Marriages are rare in adventure stories, but only because it’s hard to swashbuckle and disarm traps while cleaning the oven. That and authors seem to love killing off a spouse to get the survivor riled up. Tradition, thy name is revenge story. Anyway, Ichabod has a happy marriage even though he travels for work a lot. He’s also very busy with the release of The Life & Times of Ichabod Brooks. So, he left a note with a few tips on how to stay married when you also have to worry about dragons, fireballs, necrocasters, trolls, harpies, ocean storms, lying bards, lightning bolts, and getting goblin blood on the pair of boots your wife just bought for you. The stain might get out, but we all know the smell will remain.

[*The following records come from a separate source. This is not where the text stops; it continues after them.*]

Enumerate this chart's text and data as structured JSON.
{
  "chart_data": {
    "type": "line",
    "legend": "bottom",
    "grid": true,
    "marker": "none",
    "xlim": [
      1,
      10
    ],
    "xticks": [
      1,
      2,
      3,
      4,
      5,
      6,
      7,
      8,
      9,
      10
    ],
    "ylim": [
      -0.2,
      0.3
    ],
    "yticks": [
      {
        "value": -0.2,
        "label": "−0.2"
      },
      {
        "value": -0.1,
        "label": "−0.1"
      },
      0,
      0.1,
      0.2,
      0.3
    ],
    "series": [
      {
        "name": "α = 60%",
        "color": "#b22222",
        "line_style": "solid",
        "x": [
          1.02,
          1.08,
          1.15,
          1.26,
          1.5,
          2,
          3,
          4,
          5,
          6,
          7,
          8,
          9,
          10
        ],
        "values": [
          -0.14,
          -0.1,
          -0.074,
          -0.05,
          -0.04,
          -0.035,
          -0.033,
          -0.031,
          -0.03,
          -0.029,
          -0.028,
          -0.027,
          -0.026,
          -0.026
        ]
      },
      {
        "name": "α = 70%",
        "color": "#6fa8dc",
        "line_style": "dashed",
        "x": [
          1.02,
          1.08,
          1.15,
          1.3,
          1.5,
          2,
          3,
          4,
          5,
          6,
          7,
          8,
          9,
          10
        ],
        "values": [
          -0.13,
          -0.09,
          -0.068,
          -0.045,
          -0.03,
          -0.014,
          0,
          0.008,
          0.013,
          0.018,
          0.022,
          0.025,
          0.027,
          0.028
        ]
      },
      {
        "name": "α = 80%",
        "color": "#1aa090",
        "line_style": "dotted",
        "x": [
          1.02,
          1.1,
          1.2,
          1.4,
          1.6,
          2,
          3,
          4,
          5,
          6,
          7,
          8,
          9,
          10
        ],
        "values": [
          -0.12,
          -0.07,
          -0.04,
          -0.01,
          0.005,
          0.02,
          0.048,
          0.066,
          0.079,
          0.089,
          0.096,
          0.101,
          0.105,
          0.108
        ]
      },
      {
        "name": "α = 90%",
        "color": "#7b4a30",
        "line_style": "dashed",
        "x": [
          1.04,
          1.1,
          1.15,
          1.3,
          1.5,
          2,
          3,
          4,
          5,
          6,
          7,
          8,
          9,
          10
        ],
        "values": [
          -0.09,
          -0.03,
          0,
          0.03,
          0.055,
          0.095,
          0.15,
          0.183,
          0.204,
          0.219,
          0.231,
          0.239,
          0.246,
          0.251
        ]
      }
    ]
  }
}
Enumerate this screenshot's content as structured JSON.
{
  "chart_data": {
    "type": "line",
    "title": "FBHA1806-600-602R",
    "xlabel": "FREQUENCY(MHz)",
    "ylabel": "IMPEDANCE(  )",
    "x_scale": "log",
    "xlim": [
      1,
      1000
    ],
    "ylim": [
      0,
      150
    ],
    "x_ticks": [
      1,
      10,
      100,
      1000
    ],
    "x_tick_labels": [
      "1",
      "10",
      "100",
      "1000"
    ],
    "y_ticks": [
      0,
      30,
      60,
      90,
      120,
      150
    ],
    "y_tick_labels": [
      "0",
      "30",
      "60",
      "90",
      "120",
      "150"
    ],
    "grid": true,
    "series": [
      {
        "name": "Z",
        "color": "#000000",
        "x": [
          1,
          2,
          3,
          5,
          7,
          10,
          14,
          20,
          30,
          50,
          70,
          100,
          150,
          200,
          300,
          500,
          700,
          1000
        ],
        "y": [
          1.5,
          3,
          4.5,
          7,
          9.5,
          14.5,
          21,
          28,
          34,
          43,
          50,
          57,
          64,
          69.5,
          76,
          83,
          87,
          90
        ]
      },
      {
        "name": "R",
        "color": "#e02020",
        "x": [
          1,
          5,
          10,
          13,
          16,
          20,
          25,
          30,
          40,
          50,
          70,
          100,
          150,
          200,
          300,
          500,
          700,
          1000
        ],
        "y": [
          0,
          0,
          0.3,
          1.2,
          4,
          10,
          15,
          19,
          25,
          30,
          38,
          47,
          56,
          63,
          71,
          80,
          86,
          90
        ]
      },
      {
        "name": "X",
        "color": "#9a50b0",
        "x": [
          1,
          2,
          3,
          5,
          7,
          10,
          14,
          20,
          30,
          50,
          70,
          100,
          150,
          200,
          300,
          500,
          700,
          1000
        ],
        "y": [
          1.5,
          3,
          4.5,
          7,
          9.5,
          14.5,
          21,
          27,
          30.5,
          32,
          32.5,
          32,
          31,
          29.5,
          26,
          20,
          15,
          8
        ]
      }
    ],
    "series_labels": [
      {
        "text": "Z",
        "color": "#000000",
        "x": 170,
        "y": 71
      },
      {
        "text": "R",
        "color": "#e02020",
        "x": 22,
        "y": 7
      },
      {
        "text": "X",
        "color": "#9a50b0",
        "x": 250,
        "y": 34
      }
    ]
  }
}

- Always say good-bye and I love you before leaving for a job. Hugs and kisses are good too, but the words are more important. Make your spouse be either the last or second to last one you interact with as you go out the door. Having kids be last can be unavoidable since they cling and it’s hard to be romantic after your wife needs an enchanted crowbar to free your leg. Don’t even get me started on when the kids lurk on the roof and pounce as you leave.
- No gesture is too small when you’re home. Although, only one small gesture a day will get you in trouble. What I mean is that even cleaning the dishes or fixing a single floorboard will help your marriage. Especially if you’re out a lot, so doing things at home instead of being an obstacle goes a long way. Keep in mind, I’m saying this when I have a chore list as long as my forearm. So, it doesn’t even have to be a repair or cleaning up. Taking care of dinner is always a safe way to go.
- Make time for yourselves. Work is tiring. Parenthood is tiring. Maintaining the house is tiring. Everything is tiring. Still, you need at least some time to be together even if it’s just curled up on the couch with books. Words don’t have to be exchanged because it’s more the act of being together. Besides, there’s something to be said for relaxing in silence.
- Spontaneity can keep things exciting, but think before you act. Sure, the dragon-scale armor you found on sale might be just what she was looking for. Yet, she might also appreciate a bouquet of her favorite flowers. Expensive isn’t always better, especially since some of the pricier items lose their luster after a few battles. You can also go out and gather the scales then talk to a blacksmith friend to do the forging. Dragons are happy to share their shed skin for a deal as long as you ask nicely. This tip also includes playful pranks and surprise trips.
- It doesn’t hurt to expand your domestic skill set. Look for hints as to what your spouse might want you to improve on. This way you can surprise them when you learn how to sew, cook, or dust. Whatever chores can be shared is appreciated. On the downside of things, it means your chore list can be made longer. We’re talking full length of the arm. Longer if there are warnings at the bottom.
- Never be afraid to let each other go off for a solo adventure. Yes, it’s nice to do things as a couple, but you need to maintain some individuality. If you and your spouse are only into the same things or never do anything separately then you could drive yourselves into a rut. Remember that your uniqueness is a factor that attracted you to each other. Always try to maintain that because it makes for more interesting conversations.
- If you do find yourselves working together then don’t argue over who’s in charge. You take stock of the situation, consider your experience, and let the person most qualified take the lead. There are a few more stages to this. Debate what constitutes experience in an attempt to puff up your own position. Remind each other who made the last mistake or failed in a similar situation. Bring up something that has nothing to do with the situation. Casually kill the one enemy that always hears the debate and wanders over at the wrong time. Apologize while stuffing the body out of sight. Then, the most qualified person takes the lead and things go wrong instantly because the guard never finished his patrol. Battle your way to victory and agree to pay the babysitter extra since you’re now going to take a quiet day in town. (This one might just be us.)